If rectangle ABCD, defined by the coordinates A(0, 0), B(0, -4), C(-2, -4), D(-2, 0), is dilated by a scale factor of 2, with resulting vertex A' at (2, 4), what is the center of the dilation? A) (0, 0) Eliminate B) (2, 4) C) (0, -4) D) (-2, -4)

Answer 1

Answer:

D) (-2, -4).

Step-by-step explanation:

Let $(x, y)$ be the center of dilation. Imagine that $(x, y)$ is the center of origin of a new Cartesian Plane. What would the coordinates of point A and A' on the new plane?

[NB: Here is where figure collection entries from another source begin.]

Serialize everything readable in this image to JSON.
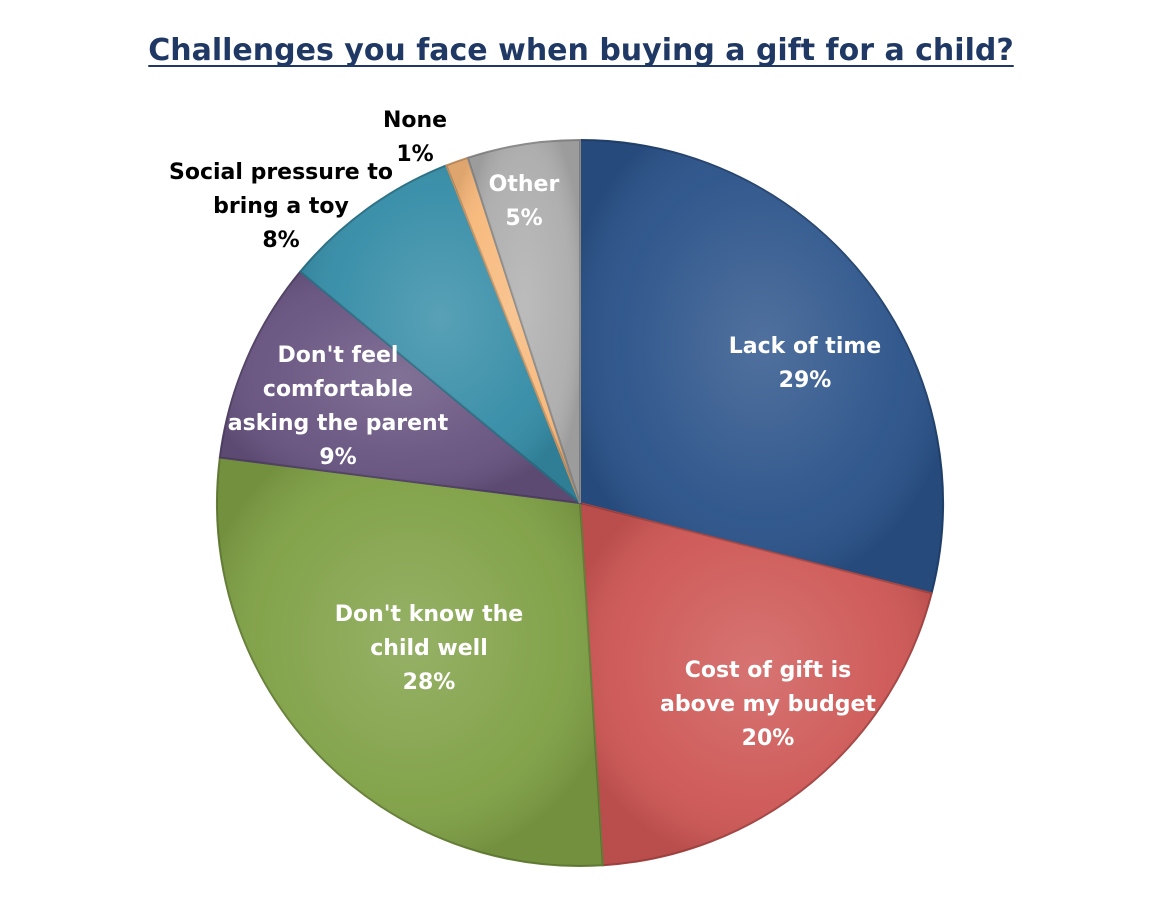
{
  "chart_data": {
    "type": "pie",
    "title": "Challenges you face when buying a gift for a child?",
    "slices": [
      {
        "label_lines": [
          "Lack of time"
        ],
        "pct_label": "29%",
        "value": 29,
        "color": "#2a5289",
        "text_color": "#ffffff"
      },
      {
        "label_lines": [
          "Cost of gift is",
          "above my budget"
        ],
        "pct_label": "20%",
        "value": 20,
        "color": "#cd5654",
        "text_color": "#ffffff"
      },
      {
        "label_lines": [
          "Don't know the",
          "child well"
        ],
        "pct_label": "28%",
        "value": 28,
        "color": "#7fa045",
        "text_color": "#ffffff"
      },
      {
        "label_lines": [
          "Don't feel",
          "comfortable",
          "asking the parent"
        ],
        "pct_label": "9%",
        "value": 9,
        "color": "#66527f",
        "text_color": "#ffffff"
      },
      {
        "label_lines": [
          "Social pressure to",
          "bring a toy"
        ],
        "pct_label": "8%",
        "value": 8,
        "color": "#348ca6",
        "text_color": "#000000"
      },
      {
        "label_lines": [
          "None"
        ],
        "pct_label": "1%",
        "value": 1,
        "color": "#f7b87a",
        "text_color": "#000000"
      },
      {
        "label_lines": [
          "Other"
        ],
        "pct_label": "5%",
        "value": 5,
        "color": "#adadad",
        "text_color": "#ffffff"
      }
    ]
  }
}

• A: $(0 - x, 0 - y)$ ⇒ $(-x, -y)$.
• A': $(2 - x, 4 - y)$.

Dilating $(-x, -y)$ about the "origin" of the new plane by a factor of two will give the point $(-{\bf 2}x, -{\bf 2}y)$, also on the new plane.

For coordinates of A' on the original plane,

$(-{2}x, -{2}y) = (2 - x, 4 - y)$.

As a result,

$\left \{ \begin{array}{l}-2x = 2 - x\\-2 y = 4 - y\end{array}$.

$\left \{ \begin{array}{l}-x = 2\\- y = 4\end{array}$.

$\left \{ \begin{array}{l}x = -2\\y = -4\end{array}$.

In other words, ${\bf (-2, -4)}$ is the center of dilation.